The study by the government health department that included 451 students and 8 teachers from Nawalparasi district concluded that both teachers and students are very much uncomfortable with the subject matter. Ten years down the line, the scene, right here in capital, is no different either. [break]
“I try to be as comprehensive and helpful as possible in all chapters I handle except for this one,” says Prativa Mishra, who teaches Environment, Population and Health (EPH) at Green Village School in Kirtipur. “You know it is easier said than done that teachers should be bold enough to teach the subject. In practice, it simply does not work,” she adds.
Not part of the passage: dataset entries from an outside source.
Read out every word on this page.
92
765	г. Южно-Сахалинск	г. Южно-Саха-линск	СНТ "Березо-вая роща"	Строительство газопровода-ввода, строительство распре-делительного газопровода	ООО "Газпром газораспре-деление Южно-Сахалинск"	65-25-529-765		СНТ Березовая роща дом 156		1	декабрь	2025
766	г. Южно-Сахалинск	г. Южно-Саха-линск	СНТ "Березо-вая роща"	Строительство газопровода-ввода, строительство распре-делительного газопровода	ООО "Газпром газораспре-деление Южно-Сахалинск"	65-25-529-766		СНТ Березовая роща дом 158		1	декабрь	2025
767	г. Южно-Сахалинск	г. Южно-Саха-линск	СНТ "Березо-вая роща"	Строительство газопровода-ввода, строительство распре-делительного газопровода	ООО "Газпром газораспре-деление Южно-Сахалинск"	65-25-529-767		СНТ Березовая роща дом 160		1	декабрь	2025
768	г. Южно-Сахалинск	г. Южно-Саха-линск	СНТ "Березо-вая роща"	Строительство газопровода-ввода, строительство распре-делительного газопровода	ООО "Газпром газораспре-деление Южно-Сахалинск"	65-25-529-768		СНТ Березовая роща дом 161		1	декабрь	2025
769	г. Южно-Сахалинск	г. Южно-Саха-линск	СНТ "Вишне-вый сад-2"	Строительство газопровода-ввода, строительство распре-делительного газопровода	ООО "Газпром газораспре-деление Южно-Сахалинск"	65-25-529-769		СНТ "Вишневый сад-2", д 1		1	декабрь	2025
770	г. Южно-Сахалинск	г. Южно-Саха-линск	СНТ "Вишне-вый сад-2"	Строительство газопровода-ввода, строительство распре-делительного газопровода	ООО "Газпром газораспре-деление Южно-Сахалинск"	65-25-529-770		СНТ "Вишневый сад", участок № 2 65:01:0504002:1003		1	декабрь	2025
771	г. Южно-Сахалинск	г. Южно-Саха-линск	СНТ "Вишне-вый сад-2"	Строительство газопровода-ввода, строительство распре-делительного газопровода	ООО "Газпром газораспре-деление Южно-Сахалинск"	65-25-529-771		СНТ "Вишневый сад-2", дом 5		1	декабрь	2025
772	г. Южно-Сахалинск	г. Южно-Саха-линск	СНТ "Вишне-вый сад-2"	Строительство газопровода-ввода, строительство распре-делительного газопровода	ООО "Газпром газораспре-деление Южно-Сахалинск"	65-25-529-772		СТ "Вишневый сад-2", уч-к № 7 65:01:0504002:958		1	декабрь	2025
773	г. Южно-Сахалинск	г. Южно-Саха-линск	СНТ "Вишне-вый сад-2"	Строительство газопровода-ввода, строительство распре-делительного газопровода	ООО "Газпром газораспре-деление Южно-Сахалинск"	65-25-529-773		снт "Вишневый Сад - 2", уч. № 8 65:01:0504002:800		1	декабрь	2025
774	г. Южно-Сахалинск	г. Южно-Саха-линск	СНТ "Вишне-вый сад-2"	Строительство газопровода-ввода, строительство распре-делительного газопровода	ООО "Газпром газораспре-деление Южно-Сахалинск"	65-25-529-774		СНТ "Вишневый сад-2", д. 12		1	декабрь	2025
According to Mishra, cultural and social background of students and herself matters. “As the entire class feels uncomfortable about it, I deliberately escape using the related vocabularies and drawing pictures on the blackboard or discussing it in detail,” she admits.
Realizing the need to disseminate reproductive health education, the school curriculum board incorporated several important chapters including healthy sexual behavior, sexual disorder, reproductive system and adolescent behavior, among others, in EPH books for classes 6 to 9 way back in 1995. And, the newer versions of the books are pretty effective if taught the same way.
However, it is hard to calculate when the teachers and the students would overcome the hesitation and learn the lessons. For instance, another teacher of EPH Laxmi Paudel finds it equally tough to make the students ready for a lecture on the subject, specially girls. “While boys are excited to know each and everything about the subject, girls are very shy, remain quiet and uninterested during the whole period,” the teacher at Bishnudevi Secondary School in Naya Naikap said.
The girls even request her to skip the chapter, saying they would go through it at home by themselves. “Unlike for other chapters in the book, I too feel extremely conscious when this chapter starts,” admits Paudel.
“That is of course a very genuine problem for the teachers considering our social and cultural background,” adds another EPH teacher Rajbhai Maharjan at Vidhya Sadan High School in Lalitpur.
“By now, I am confident to teach the subject but I earned this expertise with much hard work and time,” he adds. In course of teaching the subject, he even penned a series of books on EPH, which are already in use in several schools. “Effective books alone are not enough. I feel health teachers need special orientation and training.”
The situation is very sad, notes educationist Tirtha Khaniya. According to him, it is necessary that sex education be made more intense in the country. “That is the only way to make young boys and girls more understandable and responsible. Their curiosities should be answered not by wrong means but by well informed teachers and materials,” he opines.